Employers nationwide are lowering health insurance benefits
to cut premium costs, but why not instead harness health IT with an online diet
and exercise program to persuade your employees to lead more healthy
lifestyles? Can such employer-sponsored online behavior modification programs
really cut health care costs?
To answer the question of whether employer-sponsored online
health IT can lower the health-benefit costs to employers, Boston
University researchers designed the
"Dash for Health" program—an online nutrition and exercise
behavior-modification program. Created by researchers from Boston University
School of Medicine (BUSM) and Boston University School of Public Health
(BUSPH), Dash is currently being offered as a free, voluntary benefit to employees
at the EMC, Boston
Medical Center,
CVS/Caremark and some employees at Partners
Healthcare.
As the cost of health insurance premiums continues to rise
faster than inflation, employers are increasingly looking for smarter ways to
decrease the burden of health care costs instead of just cutting benefits.
Smarter alternatives like Dash for Health offer low-cost online resources that
can encourage healthful lifestyles with voluntary behavior modification—basically
Websites that encourage exercise, proper diet and preventative measures like
regular checkups and adherence to treatment regimes.
Dash for Health encourages employees to log in at least once
a week to report on their healthful activities and receive advice on how to
improve their nutrition and exercise habits.
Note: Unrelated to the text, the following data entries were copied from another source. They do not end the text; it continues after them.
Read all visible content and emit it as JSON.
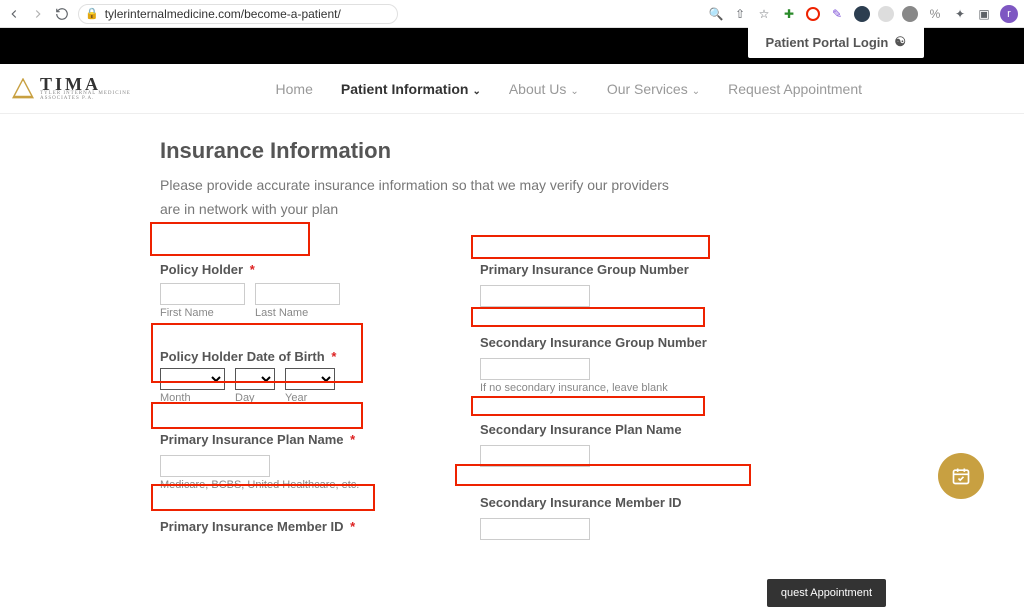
{
  "browser": {
    "url_display": "tylerinternalmedicine.com/become-a-patient/",
    "avatar_letter": "r"
  },
  "topbar": {
    "portal_login": "Patient Portal Login"
  },
  "logo": {
    "brand": "TIMA",
    "tagline1": "TYLER INTERNAL MEDICINE",
    "tagline2": "ASSOCIATES P.A."
  },
  "nav": {
    "home": "Home",
    "patient_info": "Patient Information",
    "about": "About Us",
    "services": "Our Services",
    "request": "Request Appointment"
  },
  "section": {
    "title": "Insurance Information",
    "desc": "Please provide accurate insurance information so that we may verify our providers are in network with your plan"
  },
  "left": {
    "policy_holder_label": "Policy Holder",
    "first_name_sub": "First Name",
    "last_name_sub": "Last Name",
    "dob_label": "Policy Holder Date of Birth",
    "month_sub": "Month",
    "day_sub": "Day",
    "year_sub": "Year",
    "primary_plan_label": "Primary Insurance Plan Name",
    "primary_plan_hint": "Medicare, BCBS, United Healthcare, etc.",
    "primary_member_label": "Primary Insurance Member ID"
  },
  "right": {
    "primary_group_label": "Primary Insurance Group Number",
    "secondary_group_label": "Secondary Insurance Group Number",
    "secondary_group_hint": "If no secondary insurance, leave blank",
    "secondary_plan_label": "Secondary Insurance Plan Name",
    "secondary_member_label": "Secondary Insurance Member ID"
  },
  "float": {
    "request_btn": "quest Appointment"
  }
}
By entering their blood pressure,
weight and other relevant medical data, the Website personalizes its nutrition
and exercise advice. Detailed progress reports also encourage employees to
gradually change their habits for the better, inducing gradually improving
healthful benefits over the long term.
A study to measure the short-term health care cost benefits
of Dash for Health, recently published in the Journal of Medical Internet
Research, found a profound benefit to those at risk for
higher-than-normal health benefit costs. Employees at risk for cardiovascular
conditions, in particular, were found to lower their health care costs every
time they signed onto the Dash for Health Website.
The yearlong study results of the benefits of
Dash for Health focused on the efforts of 735 employees with
cardiovascular conditions such as diabetes, hypertension and high cholesterol.
The results showed that employees saved their employers an average of $55 in
health care costs every time they signed onto the Website. Over the year, the
cardiovascular risk group reaped an average savings of $827 on their health
care costs.
A previous study found that even employees without high-risk
conditions benefited from Dash for Health by losing weight, lowering their
blood pressure and improving their eating habits. Studies ranging over several
years would have to be performed to measure how much a healthier lifestyle
lowers long-term health care costs, but no health care cost savings was
detected in the low-risk employee group for this short-term one-year study.